A significant milestone in the future of fracking in the United States is fast approaching, as the public comment period closes next week for industry-approved plans to open 600 million acres of public lands to the controversial drilling practice.
According to President Barack Obama, fracked natural gas “can provide not only safe cheap power, but it can only help reduce our carbon emissions.”
Unfortunately, the facts of fracking tell a different story: poisoned water supplies, degraded land, air pollution. And we don’t even know how bad the climate impact is, because the U.S. Environmental Protection Agency (EPA) is relying on self-reporting from the natural gas industry to claim that as fracking has increased, pollution has declined. Independent testing and modeling of the greenhouse threat from fracking has repeatedly given results that are as bad as or worse than burning coal. As acclaimed climate scientist Ken Caldeira told Climate Progress, natural gas “is a bridge to a world with high CO2 levels, melting ice caps, acidified oceans…”
A troubling pattern of putting profits over scientific facts and public health has emerged as the administration promotes fracking on our public lands:
— The U.S. Environmental Protection Agency abandoned its claim that a fracker in Parker County, Texas, was contaminating drinking water with methane. [Dallas Star-Telegram, 3/31/12]
— The EPA dropped a multimillion-dollar investigation into water contamination from fracking in Wyoming. [ProPublica, 7/3/13]

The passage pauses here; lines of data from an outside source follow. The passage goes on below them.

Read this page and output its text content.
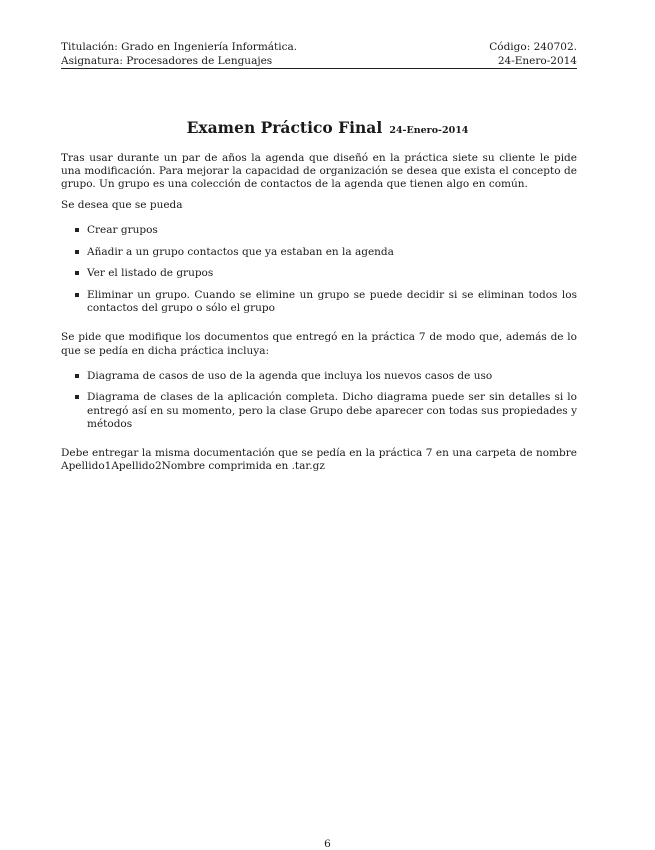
Titulación: Grado en Ingeniería Informática.	Código: 240702.
Asignatura: Procesadores de Lenguajes	24-Enero-2014
Examen Práctico Final 24-Enero-2014

Tras usar durante un par de años la agenda que diseñó en la práctica siete su cliente le pide una modificación. Para mejorar la capacidad de organización se desea que exista el concepto de grupo. Un grupo es una colección de contactos de la agenda que tienen algo en común.

Se desea que se pueda

Crear grupos
Añadir a un grupo contactos que ya estaban en la agenda
Ver el listado de grupos
Eliminar un grupo. Cuando se elimine un grupo se puede decidir si se eliminan todos los contactos del grupo o sólo el grupo

Se pide que modifique los documentos que entregó en la práctica 7 de modo que, además de lo que se pedía en dicha práctica incluya:

Diagrama de casos de uso de la agenda que incluya los nuevos casos de uso
Diagrama de clases de la aplicación completa. Dicho diagrama puede ser sin detalles si lo entregó así en su momento, pero la clase Grupo debe aparecer con todas sus propiedades y métodos

Debe entregar la misma documentación que se pedía en la práctica 7 en una carpeta de nombre Apellido1Apellido2Nombre comprimida en .tar.gz

6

— EPA whistleblowers emerged with evidence that top Obama officials censored the EPA’s investigation of water contamination from fracking in Dimock, PA. [E&E News,7/30/13]
— The new Secretary of Energy, Ernest Moniz, authored a report underwritten by the natural gas industry praising fracking. [Mint Press News, 8/13/13]
While administration officials suppress the facts, the Bureau of Land Management (BLM) has proposed a set of rules that will allow fracking on 600 million acres of federal land. According to the Natural Resources Defense Council, the proposed rules “give industry a free pass.” In fact, DeSmogBlog has detailed how the BLM rules mirror plans developed by the Exxon Mobil-funded American Legislative Exchange Council (ALEC).
The Bureau of Land Management is accepting public comments until August 23 on the administration’s proposed set of rules. The climate and progressive advocacy organizations Forecast the Facts and Daily Kos have launched a petition calling on President Obama to ban fracking on federal lands. A coalition of groups opposing the BLM rules plan to deliver the petition in a rally going from LaFayette Park to BLM headquarters on August 22 in Washington, DC.